Quote...the current furnace may have been installed before some upgrades have been done to the house i.e. new windows, additional insulation, and other improvements.

Based on the performance of our own furnace/AC, it seems they did the heat loss calculation based on some upgrades that were never actually done until we bought the house.  The first winter here, during that vicious cold snap, the furnace ran basically continuously for about a week, because there were single-pane windows and R-19 in the attic.  Fried the flame sensor in short order.

MaineShark

Quote from: slim on September 16, 2006, 08:39 AM NHFT
Quote from: MaineShark on September 16, 2006, 07:28 AM NHFT
Slim: Will they cover labor?
Labor is usually not covered under the warranty normally just heat exchangers, you would have to read the warranty. If there is a defect from manufacturing we would definitely cover parts and sometimes labor.
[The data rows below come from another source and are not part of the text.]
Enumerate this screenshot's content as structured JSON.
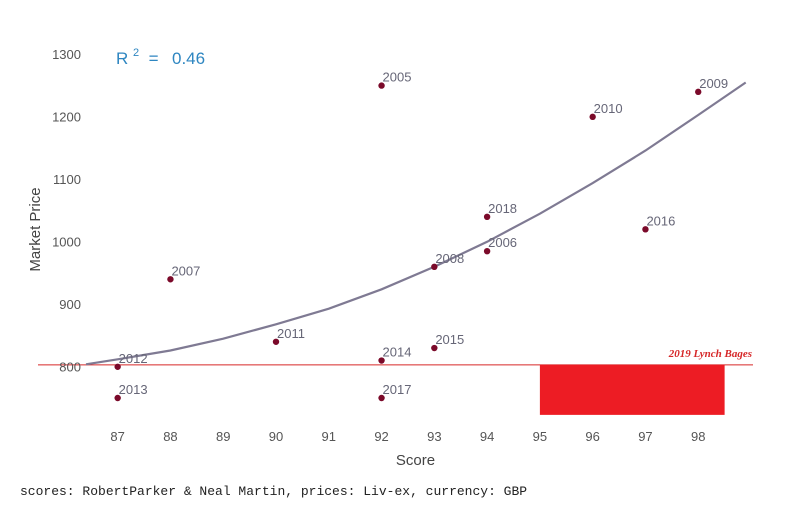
{
  "chart_data": {
    "type": "scatter",
    "xlabel": "Score",
    "ylabel": "Market Price",
    "xlim": [
      86.4,
      99.0
    ],
    "ylim": [
      718,
      1315
    ],
    "x_ticks": [
      "87",
      "88",
      "89",
      "90",
      "91",
      "92",
      "93",
      "94",
      "95",
      "96",
      "97",
      "98"
    ],
    "y_ticks": [
      "800",
      "900",
      "1000",
      "1100",
      "1200",
      "1300"
    ],
    "points": [
      {
        "label": "2005",
        "x": 92,
        "y": 1250
      },
      {
        "label": "2009",
        "x": 98,
        "y": 1240
      },
      {
        "label": "2010",
        "x": 96,
        "y": 1200
      },
      {
        "label": "2018",
        "x": 94,
        "y": 1040
      },
      {
        "label": "2016",
        "x": 97,
        "y": 1020
      },
      {
        "label": "2006",
        "x": 94,
        "y": 985
      },
      {
        "label": "2008",
        "x": 93,
        "y": 960
      },
      {
        "label": "2007",
        "x": 88,
        "y": 940
      },
      {
        "label": "2011",
        "x": 90,
        "y": 840
      },
      {
        "label": "2015",
        "x": 93,
        "y": 830
      },
      {
        "label": "2014",
        "x": 92,
        "y": 810
      },
      {
        "label": "2012",
        "x": 87,
        "y": 800
      },
      {
        "label": "2013",
        "x": 87,
        "y": 750
      },
      {
        "label": "2017",
        "x": 92,
        "y": 750
      }
    ],
    "trendline": {
      "type": "quadratic",
      "x_range": [
        86.4,
        98.9
      ],
      "samples": [
        {
          "x": 86.4,
          "y": 804
        },
        {
          "x": 87,
          "y": 812
        },
        {
          "x": 88,
          "y": 826
        },
        {
          "x": 89,
          "y": 845
        },
        {
          "x": 90,
          "y": 868
        },
        {
          "x": 91,
          "y": 893
        },
        {
          "x": 92,
          "y": 924
        },
        {
          "x": 93,
          "y": 960
        },
        {
          "x": 94,
          "y": 1000
        },
        {
          "x": 95,
          "y": 1045
        },
        {
          "x": 96,
          "y": 1094
        },
        {
          "x": 97,
          "y": 1146
        },
        {
          "x": 98,
          "y": 1203
        },
        {
          "x": 98.9,
          "y": 1255
        }
      ]
    },
    "r_squared": {
      "label": "R",
      "exponent": "2",
      "separator": " = ",
      "value": "0.46"
    },
    "annotation": {
      "text": "2019 Lynch Bages",
      "price": 803,
      "score_low": 95,
      "score_high": 98.5,
      "price_low": 723
    },
    "colors": {
      "points": "#7B0A2A",
      "trendline": "#7F7A93",
      "annotation": "#D62728",
      "annotation_fill": "#ED1C24",
      "r2": "#2E86C1"
    },
    "legend": "none",
    "grid": false
  },
  "footer": "scores: RobertParker & Neal Martin, prices: Liv-ex, currency: GBP"
}
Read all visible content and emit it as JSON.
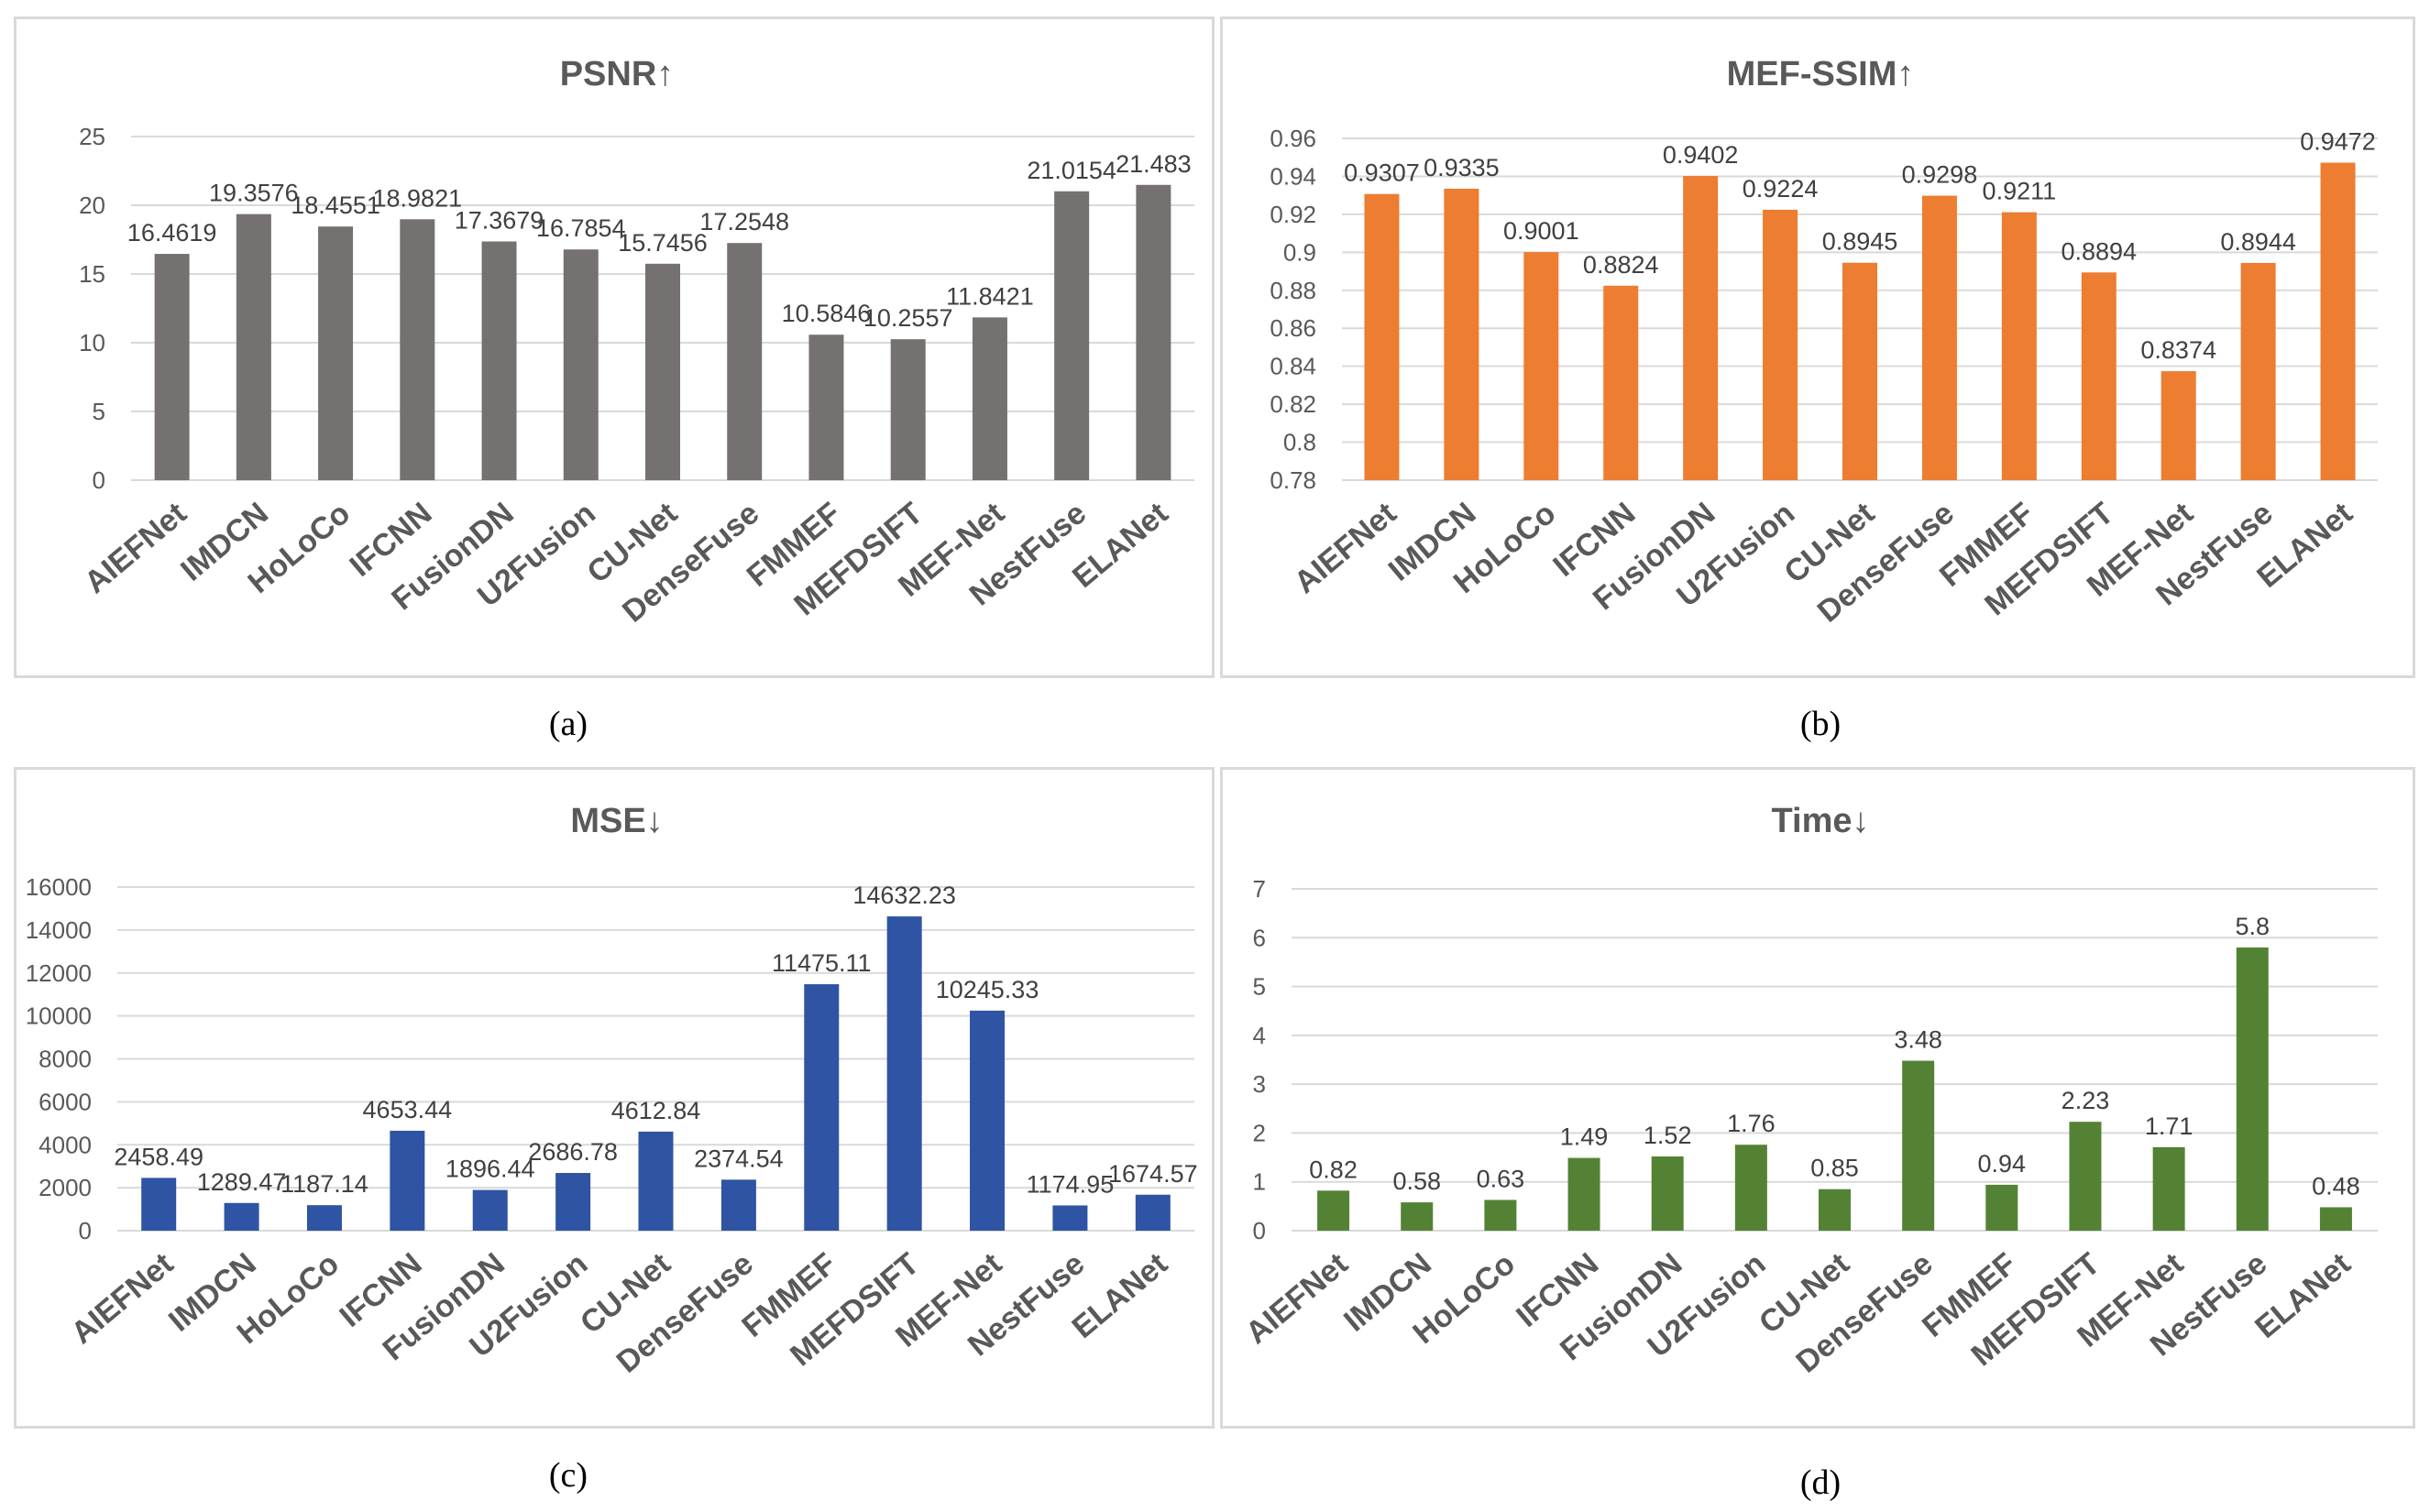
{
  "chart_data": [
    {
      "type": "bar",
      "title": "PSNR↑",
      "caption": "(a)",
      "color": "#767171",
      "categories": [
        "AIEFNet",
        "IMDCN",
        "HoLoCo",
        "IFCNN",
        "FusionDN",
        "U2Fusion",
        "CU-Net",
        "DenseFuse",
        "FMMEF",
        "MEFDSIFT",
        "MEF-Net",
        "NestFuse",
        "ELANet"
      ],
      "values": [
        16.4619,
        19.3576,
        18.4551,
        18.9821,
        17.3679,
        16.7854,
        15.7456,
        17.2548,
        10.5846,
        10.2557,
        11.8421,
        21.0154,
        21.483
      ],
      "labels": [
        "16.4619",
        "19.3576",
        "18.4551",
        "18.9821",
        "17.3679",
        "16.7854",
        "15.7456",
        "17.2548",
        "10.5846",
        "10.2557",
        "11.8421",
        "21.0154",
        "21.483"
      ],
      "ylim": [
        0,
        25
      ],
      "yticks": [
        "0",
        "5",
        "10",
        "15",
        "20",
        "25"
      ],
      "xlabel": "",
      "ylabel": ""
    },
    {
      "type": "bar",
      "title": "MEF-SSIM↑",
      "caption": "(b)",
      "color": "#ED7D31",
      "categories": [
        "AIEFNet",
        "IMDCN",
        "HoLoCo",
        "IFCNN",
        "FusionDN",
        "U2Fusion",
        "CU-Net",
        "DenseFuse",
        "FMMEF",
        "MEFDSIFT",
        "MEF-Net",
        "NestFuse",
        "ELANet"
      ],
      "values": [
        0.9307,
        0.9335,
        0.9001,
        0.8824,
        0.9402,
        0.9224,
        0.8945,
        0.9298,
        0.9211,
        0.8894,
        0.8374,
        0.8944,
        0.9472
      ],
      "labels": [
        "0.9307",
        "0.9335",
        "0.9001",
        "0.8824",
        "0.9402",
        "0.9224",
        "0.8945",
        "0.9298",
        "0.9211",
        "0.8894",
        "0.8374",
        "0.8944",
        "0.9472"
      ],
      "ylim": [
        0.78,
        0.96
      ],
      "yticks": [
        "0.78",
        "0.8",
        "0.82",
        "0.84",
        "0.86",
        "0.88",
        "0.9",
        "0.92",
        "0.94",
        "0.96"
      ],
      "xlabel": "",
      "ylabel": ""
    },
    {
      "type": "bar",
      "title": "MSE↓",
      "caption": "(c)",
      "color": "#2F54A3",
      "categories": [
        "AIEFNet",
        "IMDCN",
        "HoLoCo",
        "IFCNN",
        "FusionDN",
        "U2Fusion",
        "CU-Net",
        "DenseFuse",
        "FMMEF",
        "MEFDSIFT",
        "MEF-Net",
        "NestFuse",
        "ELANet"
      ],
      "values": [
        2458.49,
        1289.47,
        1187.14,
        4653.44,
        1896.44,
        2686.78,
        4612.84,
        2374.54,
        11475.11,
        14632.23,
        10245.33,
        1174.95,
        1674.57
      ],
      "labels": [
        "2458.49",
        "1289.47",
        "1187.14",
        "4653.44",
        "1896.44",
        "2686.78",
        "4612.84",
        "2374.54",
        "11475.11",
        "14632.23",
        "10245.33",
        "1174.95",
        "1674.57"
      ],
      "ylim": [
        0,
        16000
      ],
      "yticks": [
        "0",
        "2000",
        "4000",
        "6000",
        "8000",
        "10000",
        "12000",
        "14000",
        "16000"
      ],
      "xlabel": "",
      "ylabel": ""
    },
    {
      "type": "bar",
      "title": "Time↓",
      "caption": "(d)",
      "color": "#548235",
      "categories": [
        "AIEFNet",
        "IMDCN",
        "HoLoCo",
        "IFCNN",
        "FusionDN",
        "U2Fusion",
        "CU-Net",
        "DenseFuse",
        "FMMEF",
        "MEFDSIFT",
        "MEF-Net",
        "NestFuse",
        "ELANet"
      ],
      "values": [
        0.82,
        0.58,
        0.63,
        1.49,
        1.52,
        1.76,
        0.85,
        3.48,
        0.94,
        2.23,
        1.71,
        5.8,
        0.48
      ],
      "labels": [
        "0.82",
        "0.58",
        "0.63",
        "1.49",
        "1.52",
        "1.76",
        "0.85",
        "3.48",
        "0.94",
        "2.23",
        "1.71",
        "5.8",
        "0.48"
      ],
      "ylim": [
        0,
        7
      ],
      "yticks": [
        "0",
        "1",
        "2",
        "3",
        "4",
        "5",
        "6",
        "7"
      ],
      "xlabel": "",
      "ylabel": ""
    }
  ]
}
Hence, it probably isn't cost-effective to attempt a warranty claim.  The labor to strip the unit, replace the HX, and then re-assemble and test the unit generally puts it right up there with the cost of a total replacement, and the customer would have a brand-new furnace.  I've only seen a HX replacement be cost-effective on large commercial furnaces.

Joe

Russell Kanning

Quote from: FTL_Ian on September 14, 2006, 06:46 PM NHFT
About how much does a new furnace go for?
Why do you think you need a new one?

Lloyd Danforth

They found soot, or, something that indicated a possible problem with their furnace.  It needs to be tested.